Randy Moss, però, ci ripensò l’anno dopo e firmò un contratto annuale con i San Francisco 49ers. Con i Niners segnò solo 3 TD, ma il più bello fu quello segnato nella vittoria al Gillette Stadium contro i suoi ex New England Patriots. I Niners raggiunsero facilmente i playoff e alla prima partita Colin Kaepernik distrusse con le sue corse la difesa dei Green Bay Packers.

Nella finale di Conference di fronte c’erano gli Atlanta Falcons che andarono avanti 17-0, prima di subire la furiosa rimonta dei Niners guidati da un dominante Frank Gore e da un grandissimo Patrick Willis.

Randy Moss quindi raggiunse il suo secondo Super Bowl in carriera, ancora una volta però fu costretto alla resa (inutili le 2 ricezioni per 41 yards) di fronte ai Baltimore Ravens dell’ultimo Ray Lewis e del punto di massimo della carriera di Joe Flacco. Lewis si ritirò con il secondo anello in carriera, mentre Randy Moss annunciò il ritiro poco dopo con uno 0/2 al Grande Ballo.

Il ritiro definitivo

Randy Moss è stato uno dei ricevitori più prolifici della storia, a fine carriera i suoi numeri diranno 15292 yards ricevute (terzo All-Time) con 156 TD ricevuti (2 All Time dietro Jerry Rice) più tantissimi record da rookie.

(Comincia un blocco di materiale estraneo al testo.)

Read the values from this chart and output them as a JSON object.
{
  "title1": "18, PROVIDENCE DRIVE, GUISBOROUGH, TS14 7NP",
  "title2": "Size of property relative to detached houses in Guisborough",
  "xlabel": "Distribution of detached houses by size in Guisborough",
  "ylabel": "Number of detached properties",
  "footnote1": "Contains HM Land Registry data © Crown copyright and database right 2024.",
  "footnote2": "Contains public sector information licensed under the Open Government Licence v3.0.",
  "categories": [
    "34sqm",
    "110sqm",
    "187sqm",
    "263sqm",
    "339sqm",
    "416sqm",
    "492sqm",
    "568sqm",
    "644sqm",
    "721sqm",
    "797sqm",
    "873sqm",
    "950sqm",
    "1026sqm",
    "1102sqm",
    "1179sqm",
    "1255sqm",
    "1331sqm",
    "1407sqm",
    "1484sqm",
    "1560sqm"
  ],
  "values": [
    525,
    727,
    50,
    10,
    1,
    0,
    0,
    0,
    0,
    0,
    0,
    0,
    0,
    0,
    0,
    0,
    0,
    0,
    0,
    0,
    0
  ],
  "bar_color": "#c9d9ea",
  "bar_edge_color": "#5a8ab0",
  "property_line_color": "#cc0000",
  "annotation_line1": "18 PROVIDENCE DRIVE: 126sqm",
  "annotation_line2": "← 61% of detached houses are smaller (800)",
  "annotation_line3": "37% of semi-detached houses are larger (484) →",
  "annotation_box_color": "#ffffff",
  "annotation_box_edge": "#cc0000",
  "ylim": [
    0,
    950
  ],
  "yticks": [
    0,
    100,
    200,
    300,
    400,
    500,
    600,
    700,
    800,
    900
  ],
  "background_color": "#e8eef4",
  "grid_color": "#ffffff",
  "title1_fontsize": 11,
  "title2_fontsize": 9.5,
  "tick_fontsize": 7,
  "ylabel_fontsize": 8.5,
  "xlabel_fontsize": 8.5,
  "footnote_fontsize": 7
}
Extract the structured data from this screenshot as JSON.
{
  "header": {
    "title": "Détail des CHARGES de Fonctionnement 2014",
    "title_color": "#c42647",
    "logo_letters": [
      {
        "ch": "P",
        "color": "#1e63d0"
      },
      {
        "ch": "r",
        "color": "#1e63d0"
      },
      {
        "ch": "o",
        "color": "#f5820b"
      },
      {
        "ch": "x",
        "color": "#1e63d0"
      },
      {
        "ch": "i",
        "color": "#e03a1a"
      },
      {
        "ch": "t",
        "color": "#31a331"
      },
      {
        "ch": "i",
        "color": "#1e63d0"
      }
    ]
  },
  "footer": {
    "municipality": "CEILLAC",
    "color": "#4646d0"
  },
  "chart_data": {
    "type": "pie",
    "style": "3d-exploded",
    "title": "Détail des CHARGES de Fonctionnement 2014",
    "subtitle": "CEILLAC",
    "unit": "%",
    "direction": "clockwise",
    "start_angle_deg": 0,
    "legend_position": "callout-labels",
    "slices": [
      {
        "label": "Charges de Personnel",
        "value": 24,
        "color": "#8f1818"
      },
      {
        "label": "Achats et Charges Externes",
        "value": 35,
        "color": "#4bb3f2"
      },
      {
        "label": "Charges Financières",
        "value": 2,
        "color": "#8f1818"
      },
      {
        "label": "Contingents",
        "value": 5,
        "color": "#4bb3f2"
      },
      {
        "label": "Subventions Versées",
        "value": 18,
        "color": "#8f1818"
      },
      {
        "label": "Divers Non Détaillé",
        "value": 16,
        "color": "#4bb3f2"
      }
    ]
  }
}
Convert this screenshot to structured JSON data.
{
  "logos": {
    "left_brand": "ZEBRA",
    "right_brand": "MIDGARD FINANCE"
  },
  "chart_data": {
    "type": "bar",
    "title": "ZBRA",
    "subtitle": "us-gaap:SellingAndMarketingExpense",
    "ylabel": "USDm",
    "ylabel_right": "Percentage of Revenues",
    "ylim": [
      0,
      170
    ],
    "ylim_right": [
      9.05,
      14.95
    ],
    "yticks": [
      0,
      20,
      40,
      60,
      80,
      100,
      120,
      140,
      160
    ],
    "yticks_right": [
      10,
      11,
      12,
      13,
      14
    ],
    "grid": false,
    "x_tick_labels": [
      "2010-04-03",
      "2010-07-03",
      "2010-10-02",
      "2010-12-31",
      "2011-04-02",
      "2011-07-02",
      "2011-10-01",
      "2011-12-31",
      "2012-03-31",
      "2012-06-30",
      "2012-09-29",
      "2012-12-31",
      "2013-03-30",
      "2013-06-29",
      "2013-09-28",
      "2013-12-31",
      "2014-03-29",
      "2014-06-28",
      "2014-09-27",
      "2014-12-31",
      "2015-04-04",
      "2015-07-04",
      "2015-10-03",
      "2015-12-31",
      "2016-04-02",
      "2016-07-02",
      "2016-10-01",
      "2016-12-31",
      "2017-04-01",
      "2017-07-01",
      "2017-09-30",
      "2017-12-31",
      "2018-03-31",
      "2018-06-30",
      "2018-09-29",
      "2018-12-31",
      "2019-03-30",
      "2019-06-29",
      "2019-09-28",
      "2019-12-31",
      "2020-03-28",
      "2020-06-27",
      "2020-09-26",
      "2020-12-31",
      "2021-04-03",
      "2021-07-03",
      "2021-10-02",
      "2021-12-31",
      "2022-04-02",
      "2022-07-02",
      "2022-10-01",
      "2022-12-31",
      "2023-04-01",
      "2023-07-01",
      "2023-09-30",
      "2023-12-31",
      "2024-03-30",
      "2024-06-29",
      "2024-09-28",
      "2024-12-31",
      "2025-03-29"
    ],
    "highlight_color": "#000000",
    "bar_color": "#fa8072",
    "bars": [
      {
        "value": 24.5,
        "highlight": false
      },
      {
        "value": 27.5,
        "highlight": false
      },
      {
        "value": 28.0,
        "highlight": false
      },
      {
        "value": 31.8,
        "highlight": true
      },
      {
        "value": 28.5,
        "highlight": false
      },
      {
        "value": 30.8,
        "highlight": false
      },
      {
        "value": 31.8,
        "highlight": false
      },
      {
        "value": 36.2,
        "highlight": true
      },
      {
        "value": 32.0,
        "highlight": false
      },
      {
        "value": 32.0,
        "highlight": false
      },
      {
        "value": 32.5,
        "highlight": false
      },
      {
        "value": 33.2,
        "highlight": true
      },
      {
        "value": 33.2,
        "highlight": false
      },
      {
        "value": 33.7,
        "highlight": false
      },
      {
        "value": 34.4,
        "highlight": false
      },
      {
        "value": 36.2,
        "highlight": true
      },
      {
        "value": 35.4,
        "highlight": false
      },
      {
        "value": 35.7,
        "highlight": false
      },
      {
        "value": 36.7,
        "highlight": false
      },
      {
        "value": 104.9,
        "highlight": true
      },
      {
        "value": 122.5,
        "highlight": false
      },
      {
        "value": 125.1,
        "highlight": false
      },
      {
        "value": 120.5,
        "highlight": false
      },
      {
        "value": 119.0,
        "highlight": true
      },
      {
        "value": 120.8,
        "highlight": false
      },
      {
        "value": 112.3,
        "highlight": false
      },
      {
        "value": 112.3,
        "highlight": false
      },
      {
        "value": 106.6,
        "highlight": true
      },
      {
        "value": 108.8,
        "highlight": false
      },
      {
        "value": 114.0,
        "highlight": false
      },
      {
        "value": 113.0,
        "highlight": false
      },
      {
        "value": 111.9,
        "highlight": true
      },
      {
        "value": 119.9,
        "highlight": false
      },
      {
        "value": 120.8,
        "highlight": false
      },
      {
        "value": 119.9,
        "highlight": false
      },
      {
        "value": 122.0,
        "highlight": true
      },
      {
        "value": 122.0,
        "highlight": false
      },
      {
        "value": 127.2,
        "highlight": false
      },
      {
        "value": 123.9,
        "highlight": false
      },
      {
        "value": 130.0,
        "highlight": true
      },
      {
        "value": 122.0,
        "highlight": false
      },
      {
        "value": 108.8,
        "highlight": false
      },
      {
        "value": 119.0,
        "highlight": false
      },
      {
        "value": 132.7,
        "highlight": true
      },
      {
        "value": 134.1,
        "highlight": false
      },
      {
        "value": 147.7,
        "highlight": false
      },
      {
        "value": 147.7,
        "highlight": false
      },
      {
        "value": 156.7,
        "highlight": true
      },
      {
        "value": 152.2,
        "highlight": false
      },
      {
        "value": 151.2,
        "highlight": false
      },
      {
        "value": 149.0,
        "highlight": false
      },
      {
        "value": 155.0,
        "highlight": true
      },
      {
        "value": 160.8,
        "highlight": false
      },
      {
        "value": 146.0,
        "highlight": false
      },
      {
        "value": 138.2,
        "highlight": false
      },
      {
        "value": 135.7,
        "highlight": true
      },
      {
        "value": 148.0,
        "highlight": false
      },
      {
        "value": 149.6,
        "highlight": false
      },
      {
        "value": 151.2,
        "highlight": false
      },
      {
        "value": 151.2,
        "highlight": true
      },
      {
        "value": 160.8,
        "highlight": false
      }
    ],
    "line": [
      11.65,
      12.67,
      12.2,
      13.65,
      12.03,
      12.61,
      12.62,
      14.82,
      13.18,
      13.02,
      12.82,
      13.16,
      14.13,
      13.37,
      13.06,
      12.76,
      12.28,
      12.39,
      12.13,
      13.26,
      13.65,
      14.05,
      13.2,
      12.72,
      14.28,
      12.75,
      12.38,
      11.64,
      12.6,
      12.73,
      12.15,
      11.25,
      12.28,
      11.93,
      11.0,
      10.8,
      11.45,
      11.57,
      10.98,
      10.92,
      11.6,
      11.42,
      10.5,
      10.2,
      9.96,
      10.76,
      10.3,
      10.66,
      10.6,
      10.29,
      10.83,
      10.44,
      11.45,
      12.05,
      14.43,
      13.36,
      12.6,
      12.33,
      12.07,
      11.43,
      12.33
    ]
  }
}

Non è riuscito a raggiungere le 1000 ricezioni fermandosi a “sole” 982. Atleticamente è stato un giocatore impressionante, dotato di una velocità pazzesca (come detto competeva sui 100 e 200 metri) e specialista di Big Play, sul profondo infatti dava il meglio di sé. Fuori dal campo invece è stato fortemente criticato per via dei suoi atteggiamenti e per la mancanza di disciplina soprattutto nella parentesi ad Oakland, mentre a Boston con i Patriots è riuscito a riscattarsi ricevendo diversi complimenti dai compagni di squadra e da tutto lo staff.

L’eredità che ha lasciato nella lega è ancora molto forte, essere paragonato a Randy Moss è un segno importante per un giovane WR, mentre secondo molti analisti lui è stato il prototipo di WR perfetto. Come si fa ad andare contro agli analisti quando questo ragazzo faceva qualsiasi sport con risultati eccellenti? Semplicemente non si può!